DO Listen to the Experts
When we spoke with Dr. Raschal, Worldometer was reporting that there were about 284,000 active cases, and about 271,000—or 96% of those cases—were mild. Only 4% (12,5000) of the cases were serious or critical. Beyond that, more than 100,000 people had recovered from the disease.
"That's good news," Dr. Raschal explains. "Right now, there's a higher than normal mortality rate, but that's only because of the high number of active cases. A majority of people haven't recovered yet because they're still in the active phase. When the dust settles, we'll be able to get a better idea of what the actual recovery rate is."
She says one of the biggest concerns about COVID is that since it's new to humans, there's no history, and there are a lot of unknowns.

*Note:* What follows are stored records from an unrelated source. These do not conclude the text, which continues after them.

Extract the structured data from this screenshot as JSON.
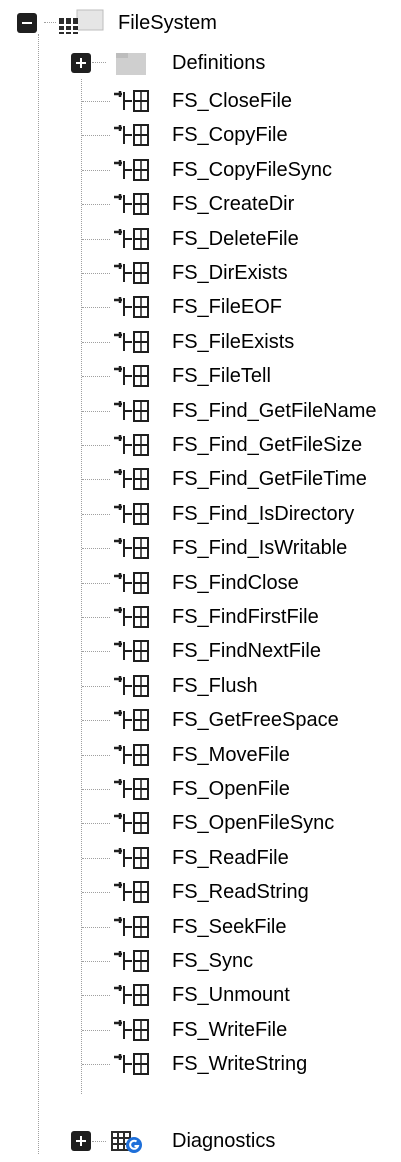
{
  "tree": {
    "root": {
      "label": "FileSystem",
      "icon": "library-icon",
      "expanded": true
    },
    "definitions": {
      "label": "Definitions",
      "icon": "folder-icon",
      "expanded": false
    },
    "functions": [
      "FS_CloseFile",
      "FS_CopyFile",
      "FS_CopyFileSync",
      "FS_CreateDir",
      "FS_DeleteFile",
      "FS_DirExists",
      "FS_FileEOF",
      "FS_FileExists",
      "FS_FileTell",
      "FS_Find_GetFileName",
      "FS_Find_GetFileSize",
      "FS_Find_GetFileTime",
      "FS_Find_IsDirectory",
      "FS_Find_IsWritable",
      "FS_FindClose",
      "FS_FindFirstFile",
      "FS_FindNextFile",
      "FS_Flush",
      "FS_GetFreeSpace",
      "FS_MoveFile",
      "FS_OpenFile",
      "FS_OpenFileSync",
      "FS_ReadFile",
      "FS_ReadString",
      "FS_SeekFile",
      "FS_Sync",
      "FS_Unmount",
      "FS_WriteFile",
      "FS_WriteString"
    ],
    "function_icon": "function-block-icon",
    "diagnostics": {
      "label": "Diagnostics",
      "icon": "diagnostics-icon",
      "expanded": false
    }
  },
  "colors": {
    "tree_line": "#a0a0a0",
    "icon_dark": "#1f1f1f",
    "folder": "#c8c8c8",
    "diag_blue": "#1e6fd9"
  }
}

"Nobody has immunity to it, yet, and we don't know all the factors," she says. "For example, influenza is a seasonal virus that doesn't do well in warm conditions, so it usually goes away during warmer months. Unfortunately, we don't know that about COVID.
However, extrapolating based on the coronavirus numbers out of China, where the disease originated, Dr. Raschal projects we might see a plateau in the number of new coronavirus cases in the U.S. during April and the start of May.
"If we implement the same precautions and strategies China did, we will likely see a plateau in the number of new cases," she says. "In that case, there are probably two or three weeks more before it does. In China, that number leveled off for a couple of weeks and then came down."
While we don't know the extent of those precautions in China, they included shutting down borders to the Hubei province, containing Wuhan, where the virus originated, bringing healthcare workers from around the country to combat overburdening the healthcare system in certain regions, using gloves and masks, and stopping travel.
DO Remember the Healthcare Workers
"Right now, we should remember the medical providers who are out there in the trenches putting themselves in harm's way to help try to combat coronavirus," Dr. Raschal says. "They don't get paid extra to do that. In fact, many doctors are seeing decreased reimbursement, making it that much more difficult. They're in harm's way. They're the heroes, but they're barely getting recognized."
It can be hard to see the silver lining, particularly when many of us are stuck indoors, but Dr. Raschal believes things are headed in the right direction.
"Antiviral medications are being developed and vaccines are being tried," she says. "Know that it can take several months, maybe years, before something gets approved by the FDA so it can be used—but the medical field is working on it."